Cette investigation s'inscrit dans le cadre du Digital Services Act (DSA), une réglementation européenne qui impose aux grandes plateformes en ligne de proposer des alternatives aux algorithmes de recommandation par défaut. Le DSA vise à garantir la transparence et à limiter l'influence des systèmes automatisés sur la consommation de contenu.
Les régulateurs irlandais, désignés comme autorité coordinatrice pour Meta en Europe, examinent notamment si l'interface de Facebook et Instagram est conçue de manière à rendre les fils non algorithmiques moins accessibles ou moins attrayants pour les utilisateurs.
Une porte-parole de Meta a déclaré :
« Nous respectons pleinement le DSA et nous nous engageons à fournir des options claires et transparentes à nos utilisateurs. Nous collaborons activement avec les régulateurs pour répondre à leurs questions. »
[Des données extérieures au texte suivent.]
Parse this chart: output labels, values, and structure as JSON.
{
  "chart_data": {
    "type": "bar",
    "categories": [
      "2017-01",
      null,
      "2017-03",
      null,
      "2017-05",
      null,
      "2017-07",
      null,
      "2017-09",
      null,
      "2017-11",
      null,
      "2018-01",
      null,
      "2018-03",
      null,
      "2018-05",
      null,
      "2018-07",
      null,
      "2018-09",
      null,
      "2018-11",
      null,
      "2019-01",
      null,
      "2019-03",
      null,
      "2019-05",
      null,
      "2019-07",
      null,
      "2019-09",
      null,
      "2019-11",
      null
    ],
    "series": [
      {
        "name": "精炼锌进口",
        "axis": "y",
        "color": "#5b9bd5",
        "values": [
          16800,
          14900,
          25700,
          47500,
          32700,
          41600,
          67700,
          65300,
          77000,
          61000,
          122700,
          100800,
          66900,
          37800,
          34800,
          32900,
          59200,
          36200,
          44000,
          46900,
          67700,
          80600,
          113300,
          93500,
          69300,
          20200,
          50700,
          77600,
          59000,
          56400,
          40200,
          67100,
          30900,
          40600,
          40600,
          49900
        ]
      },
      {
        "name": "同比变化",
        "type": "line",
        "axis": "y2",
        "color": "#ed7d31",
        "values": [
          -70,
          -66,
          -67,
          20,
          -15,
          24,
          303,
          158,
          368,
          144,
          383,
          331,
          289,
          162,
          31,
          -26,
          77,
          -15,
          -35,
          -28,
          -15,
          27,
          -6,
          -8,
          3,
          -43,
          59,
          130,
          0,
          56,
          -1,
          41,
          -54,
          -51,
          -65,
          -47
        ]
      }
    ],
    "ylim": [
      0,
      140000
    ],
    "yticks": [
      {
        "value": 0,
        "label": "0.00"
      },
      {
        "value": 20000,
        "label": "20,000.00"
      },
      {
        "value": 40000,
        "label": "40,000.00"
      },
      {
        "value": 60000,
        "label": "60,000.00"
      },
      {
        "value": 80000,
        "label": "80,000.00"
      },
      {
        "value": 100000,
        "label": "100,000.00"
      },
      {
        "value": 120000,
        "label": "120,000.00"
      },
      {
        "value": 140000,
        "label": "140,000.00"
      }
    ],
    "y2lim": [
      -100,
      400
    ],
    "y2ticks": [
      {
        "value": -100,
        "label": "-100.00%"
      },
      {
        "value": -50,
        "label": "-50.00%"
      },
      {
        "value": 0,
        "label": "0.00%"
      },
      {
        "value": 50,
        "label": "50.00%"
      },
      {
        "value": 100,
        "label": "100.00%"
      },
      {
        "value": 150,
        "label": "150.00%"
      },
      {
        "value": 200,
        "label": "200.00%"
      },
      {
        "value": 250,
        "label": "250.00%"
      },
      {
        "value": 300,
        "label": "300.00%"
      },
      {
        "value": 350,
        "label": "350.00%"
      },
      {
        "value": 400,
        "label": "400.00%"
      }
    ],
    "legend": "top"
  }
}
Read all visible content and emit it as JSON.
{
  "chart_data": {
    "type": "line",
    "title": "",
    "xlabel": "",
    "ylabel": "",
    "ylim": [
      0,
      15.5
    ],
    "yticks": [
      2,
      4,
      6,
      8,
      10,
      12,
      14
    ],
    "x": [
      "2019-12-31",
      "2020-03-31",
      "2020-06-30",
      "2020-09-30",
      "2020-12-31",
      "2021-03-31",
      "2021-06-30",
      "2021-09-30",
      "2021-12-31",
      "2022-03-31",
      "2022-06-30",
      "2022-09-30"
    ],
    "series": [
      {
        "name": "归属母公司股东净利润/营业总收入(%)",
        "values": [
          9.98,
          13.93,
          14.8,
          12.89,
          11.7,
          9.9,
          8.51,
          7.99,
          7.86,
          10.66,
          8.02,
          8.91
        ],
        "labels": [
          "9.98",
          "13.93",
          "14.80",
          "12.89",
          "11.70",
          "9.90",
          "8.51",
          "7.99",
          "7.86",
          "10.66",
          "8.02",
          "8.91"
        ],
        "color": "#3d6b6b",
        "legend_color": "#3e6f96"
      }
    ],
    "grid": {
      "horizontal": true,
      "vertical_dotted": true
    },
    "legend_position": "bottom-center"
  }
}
Cette enquête pourrait avoir des répercussions majeures pour Meta, qui risque des amendes pouvant atteindre 6 % de son chiffre d'affaires mondial en cas de manquement avéré aux règles européennes.
Les défenseurs de la vie privée et les régulateurs surveillent de près cette affaire, car elle pourrait établir un précédent sur l'application des règles de transparence algorithmique dans l'UE.